Pero se lo decía sonriendo, para que viera que no lo estaba riñendo, que era jugando, y pensó qué contenta estás de verlo, bruta. Ahora Ambrosio se reía también y con sus manos daba a entender de la que nos salvamos, Amalia. Se acercó un poco más a ella y de repente le cogió la mano: ¿saldrían el domingo, se encontrarían en el paradero a las dos? Bueno, pues, el domingo.

– O sea- que don Fermín y don Cayo se han amistado -dijo Amalia-. O sea que don Fermín va a estar viniendo siempre. Cualquier día me va a reconocer.

– Al contrario, ahora sí que están peleados a muerte -dijo Ambrosio-. Don Cayo le está arruinando los negocios a don Fermín, porque es amigo de un General que quiso hacer una revolución.

Le estaba contando cuando en eso vieron el auto negro de don Cayo volteando la esquina, ahí está, corre, y Amalia se metió a la casa. Carlota la estaba esperando en la cocina, los ojazos locos de curiosidad: ¿lo conocía al chofer de ese señor?, de qué hablaron, qué te dijo, ¿era pintonsísimo, no? Ella le decía mentiras y en eso la señora la llamó: sube esta bandeja al escritorio, Amalia. Subió con las copas y ceniceros que bailaban, temblando, pensando el idiota de Ambrosio me ha contagiado sus miedos, si me reconoce qué me va a decir. Pero no la reconoció: los ojos de don Fermín la miraron un segundo sin mirarla y se desviaron. Estaba sentado y taconeaba, impaciente. Puso la bandeja en el escritorio y salió. Se quedaron encerrados una media hora. Discutían, hasta la cocina se oían las voces, muy fuertes, y la señora vino y juntó la puerta del repostero para que no pudieran oír. Cuando vio por la cocina que el auto de don Fermín partía, subió a recoger la bandeja. La señora y el señor conversaban en la sala. Qué gritos, decía la señora, y el señor: esta rata quería huir cuando creyó que se hundía el barco, ahora las está pagando y no le gusta. ¿Con qué derecho le decía rata a don Fermín que era mucho más decente y bueno que él?, pensó Amalia. Seguro le tendría envidia y Carlota cuéntame, quién era, qué se decían.

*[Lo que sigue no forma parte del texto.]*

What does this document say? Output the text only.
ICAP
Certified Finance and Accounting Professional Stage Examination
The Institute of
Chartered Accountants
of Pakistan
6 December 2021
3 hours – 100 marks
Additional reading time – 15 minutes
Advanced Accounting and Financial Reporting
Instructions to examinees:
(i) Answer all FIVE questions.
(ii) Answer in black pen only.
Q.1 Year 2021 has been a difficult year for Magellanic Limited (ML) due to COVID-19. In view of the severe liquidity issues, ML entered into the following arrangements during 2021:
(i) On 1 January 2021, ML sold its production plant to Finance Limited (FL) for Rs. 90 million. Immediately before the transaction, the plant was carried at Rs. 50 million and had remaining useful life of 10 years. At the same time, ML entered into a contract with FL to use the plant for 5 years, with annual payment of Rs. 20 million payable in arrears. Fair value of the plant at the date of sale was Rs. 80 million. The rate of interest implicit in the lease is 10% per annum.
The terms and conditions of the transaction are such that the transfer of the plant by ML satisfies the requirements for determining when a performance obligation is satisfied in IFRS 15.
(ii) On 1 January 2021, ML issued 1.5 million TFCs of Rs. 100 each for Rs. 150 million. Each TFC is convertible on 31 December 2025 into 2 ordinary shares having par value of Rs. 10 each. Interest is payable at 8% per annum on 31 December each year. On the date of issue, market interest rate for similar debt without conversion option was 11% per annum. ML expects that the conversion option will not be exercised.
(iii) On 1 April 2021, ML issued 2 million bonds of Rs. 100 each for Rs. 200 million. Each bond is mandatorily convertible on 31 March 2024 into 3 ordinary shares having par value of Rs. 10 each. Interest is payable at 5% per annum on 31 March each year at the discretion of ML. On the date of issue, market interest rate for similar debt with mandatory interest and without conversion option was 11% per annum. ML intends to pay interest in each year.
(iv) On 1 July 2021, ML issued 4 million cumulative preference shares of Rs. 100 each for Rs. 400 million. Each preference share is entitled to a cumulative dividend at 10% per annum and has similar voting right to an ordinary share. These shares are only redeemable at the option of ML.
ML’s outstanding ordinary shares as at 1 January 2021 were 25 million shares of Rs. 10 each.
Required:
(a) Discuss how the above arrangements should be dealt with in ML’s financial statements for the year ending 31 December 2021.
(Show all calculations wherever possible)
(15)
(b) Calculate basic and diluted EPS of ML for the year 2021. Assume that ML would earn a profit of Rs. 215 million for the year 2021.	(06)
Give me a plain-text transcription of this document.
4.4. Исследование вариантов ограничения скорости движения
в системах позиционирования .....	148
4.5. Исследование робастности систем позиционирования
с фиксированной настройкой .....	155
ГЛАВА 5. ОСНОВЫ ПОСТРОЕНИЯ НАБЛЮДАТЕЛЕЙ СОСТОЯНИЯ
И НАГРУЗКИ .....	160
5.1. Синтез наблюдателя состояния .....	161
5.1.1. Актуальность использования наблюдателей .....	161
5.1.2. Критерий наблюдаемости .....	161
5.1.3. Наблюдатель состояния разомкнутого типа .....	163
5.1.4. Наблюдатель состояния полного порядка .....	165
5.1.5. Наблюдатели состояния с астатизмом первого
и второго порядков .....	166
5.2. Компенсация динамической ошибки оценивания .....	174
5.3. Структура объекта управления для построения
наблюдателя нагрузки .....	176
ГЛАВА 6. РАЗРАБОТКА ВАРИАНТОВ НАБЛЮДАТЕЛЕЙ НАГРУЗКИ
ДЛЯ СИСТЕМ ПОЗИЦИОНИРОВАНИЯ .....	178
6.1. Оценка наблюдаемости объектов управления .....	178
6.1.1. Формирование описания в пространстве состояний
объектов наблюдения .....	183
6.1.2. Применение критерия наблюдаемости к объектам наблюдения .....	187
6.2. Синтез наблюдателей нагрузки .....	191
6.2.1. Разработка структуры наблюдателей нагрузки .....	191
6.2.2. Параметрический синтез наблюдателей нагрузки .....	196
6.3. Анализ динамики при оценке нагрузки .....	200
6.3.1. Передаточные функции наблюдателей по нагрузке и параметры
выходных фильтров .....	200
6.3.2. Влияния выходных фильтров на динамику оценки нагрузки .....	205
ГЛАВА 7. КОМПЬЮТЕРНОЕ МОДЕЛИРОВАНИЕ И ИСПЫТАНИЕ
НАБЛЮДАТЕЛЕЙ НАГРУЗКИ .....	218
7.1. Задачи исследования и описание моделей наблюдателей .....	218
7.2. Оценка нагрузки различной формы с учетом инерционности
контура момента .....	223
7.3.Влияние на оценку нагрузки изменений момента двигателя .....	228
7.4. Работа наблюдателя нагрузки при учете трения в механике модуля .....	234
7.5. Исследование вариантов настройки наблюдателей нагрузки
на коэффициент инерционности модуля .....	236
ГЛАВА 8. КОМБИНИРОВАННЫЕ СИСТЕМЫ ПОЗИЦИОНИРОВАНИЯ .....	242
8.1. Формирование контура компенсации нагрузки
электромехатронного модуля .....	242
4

– YO también estoy en este cargo porque me lo pidió el Presidente -dijo el doctor Arbeláez, suavizando la voz y él pensó bueno, hagamos las paces-. Estoy tratando de realizar una labor positiva y…

– Todo lo positivo de este Ministerio lo hace usted, doctor -dijo él, con energía-. Yo me ocupo de lo negativo. No, no estoy bromeando, es cierto. Le aseguro que le hago un gran servicio, eximiéndolo de todo lo que se refiere a la baja policía.

– No he querido ofenderlo, don Cayo -el mentón del doctor Arbeláez no temblaba ya.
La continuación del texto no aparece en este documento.